Adding an OAI-PMH harvester

To create a OAI-PMH harvester go to Admin console > Harvesting and select Harvest from > OAI/PMH:

Providing the following information:

  • Identification

    • Node name and logo: A unique name for the harvester and, optionally, a logo to assign to the harvester.
    • Group: Group which owns the harvested records. Only the catalog administrator or users with the profile UserAdmin of this group can manage the harvester.
    • User: User who owns the harvested records.
  • Schedule: Scheduling options to execute the harvester. If disabled, the harvester must be run manually from the harvester page. If enabled, a scheduling expression using cron syntax should be configured (See examples).

  • Configure connection to OGC CSW 2.0.2

    • URL: The URL of the OAI-PMH server from which metadata will be harvested.
    • Remote authentication: If checked, should be provided the credentials for basic HTTP authentication on the OAIPMH server.
    • Search filter: (Optional) Define the search criteria below to restrict the records to harvest.

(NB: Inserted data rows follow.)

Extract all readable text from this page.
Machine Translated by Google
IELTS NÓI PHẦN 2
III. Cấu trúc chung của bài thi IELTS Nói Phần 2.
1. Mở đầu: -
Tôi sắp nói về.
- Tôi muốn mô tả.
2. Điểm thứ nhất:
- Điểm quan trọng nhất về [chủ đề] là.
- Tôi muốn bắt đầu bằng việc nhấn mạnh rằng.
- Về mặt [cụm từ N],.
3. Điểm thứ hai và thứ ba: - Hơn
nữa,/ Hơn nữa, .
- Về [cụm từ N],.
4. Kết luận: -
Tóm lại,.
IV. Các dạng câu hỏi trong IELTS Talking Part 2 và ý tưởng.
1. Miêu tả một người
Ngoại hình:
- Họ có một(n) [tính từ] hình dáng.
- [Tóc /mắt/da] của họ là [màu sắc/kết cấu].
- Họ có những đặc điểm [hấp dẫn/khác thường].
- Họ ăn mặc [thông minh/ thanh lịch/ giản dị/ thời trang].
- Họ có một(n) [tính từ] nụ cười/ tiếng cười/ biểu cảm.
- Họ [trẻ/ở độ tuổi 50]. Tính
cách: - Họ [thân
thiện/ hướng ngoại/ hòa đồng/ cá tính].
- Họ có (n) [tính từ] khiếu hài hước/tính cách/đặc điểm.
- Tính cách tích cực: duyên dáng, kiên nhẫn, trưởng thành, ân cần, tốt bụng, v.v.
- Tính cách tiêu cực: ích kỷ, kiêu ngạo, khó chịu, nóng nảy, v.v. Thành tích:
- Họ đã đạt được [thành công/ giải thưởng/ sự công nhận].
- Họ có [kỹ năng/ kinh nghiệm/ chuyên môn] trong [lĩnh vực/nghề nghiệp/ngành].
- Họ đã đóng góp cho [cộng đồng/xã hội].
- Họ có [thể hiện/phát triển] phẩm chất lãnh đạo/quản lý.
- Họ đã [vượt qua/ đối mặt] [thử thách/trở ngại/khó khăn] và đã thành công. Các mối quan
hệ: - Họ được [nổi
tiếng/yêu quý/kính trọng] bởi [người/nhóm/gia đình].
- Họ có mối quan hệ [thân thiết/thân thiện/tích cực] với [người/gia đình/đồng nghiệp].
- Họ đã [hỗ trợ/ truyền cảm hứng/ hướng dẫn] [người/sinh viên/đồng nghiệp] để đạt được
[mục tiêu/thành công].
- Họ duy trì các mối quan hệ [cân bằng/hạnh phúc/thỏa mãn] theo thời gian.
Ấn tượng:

      • From: You can provide a start date here. Any metadata whose last change date is equal to or greater than this date will be harvested. To add or edit a value for this field you need to use the icon alongside the text box. This field is optional so if you don't provide a start date the constraint is dropped. Use the icon to clear the field.
      • Until: Functions in the same way as the From parameter but adds an end constraint to the last change date search. Any metadata whose last change data is less than or equal to this data will be harvested.
      • Set: An OAI-PMH server classifies metadata into sets (like categories in GeoNetwork). You can request all metadata records that belong to a set (and any of its subsets) by specifying the name of that set here.
      • Prefix: 'Prefix' means metadata format. The oai_dc prefix must be supported by all OAI-PMH compliant servers.

        Note

        The 'OAI provider sets' drop down next to the Set text box and the 'OAI provider prefixes' drop down next to the Prefix textbox are initially blank. After specifying the connection URL, you can press the Retrieve Info button, which will connect to the remote OAI-PMH server, retrieve all supported sets and prefixes and fill the drop downs with these values. Selecting a value from either of these drop downs will fill the appropriate text box with the selected value.

        • Configure response processing for oaipmh
          • Action on UUID collision: When a harvester finds the same uuid on a record collected by another method (another harvester, importer, dashboard editor,...), should this record be skipped (default), overriden or generate a new UUID?
          • Validate records before import: Defines the criteria to reject metadata that is invalid according to XML structure (XSD) and validation rules (schematron).
            • Accept all metadata without validation.
            • Accept metadata that are XSD valid.
            • Accept metadata that are XSD and schematron valid.
          • XSL transformation to apply: (Optional) The referenced XSL transform will be applied to each metadata record before it is added to GeoNetwork.
    • Category: (Optional) A GeoNetwork category to assign to each metadata record.

  • Privileges - Assign privileges to harvested metadata.

Notes

  • If you request the oai_dc output format, GeoNetwork will convert it to Dublin Core format.
  • When you edit a previously created OAIPMH harvester instance, both the set and prefix drop down lists will be empty. You have to press the retrieve info button again to connect to the remote server and retrieve set and prefix information.
  • The id of the remote server must be a UUID. If not, metadata can be harvested but during hierarchical propagation id clashes could corrupt harvested metadata.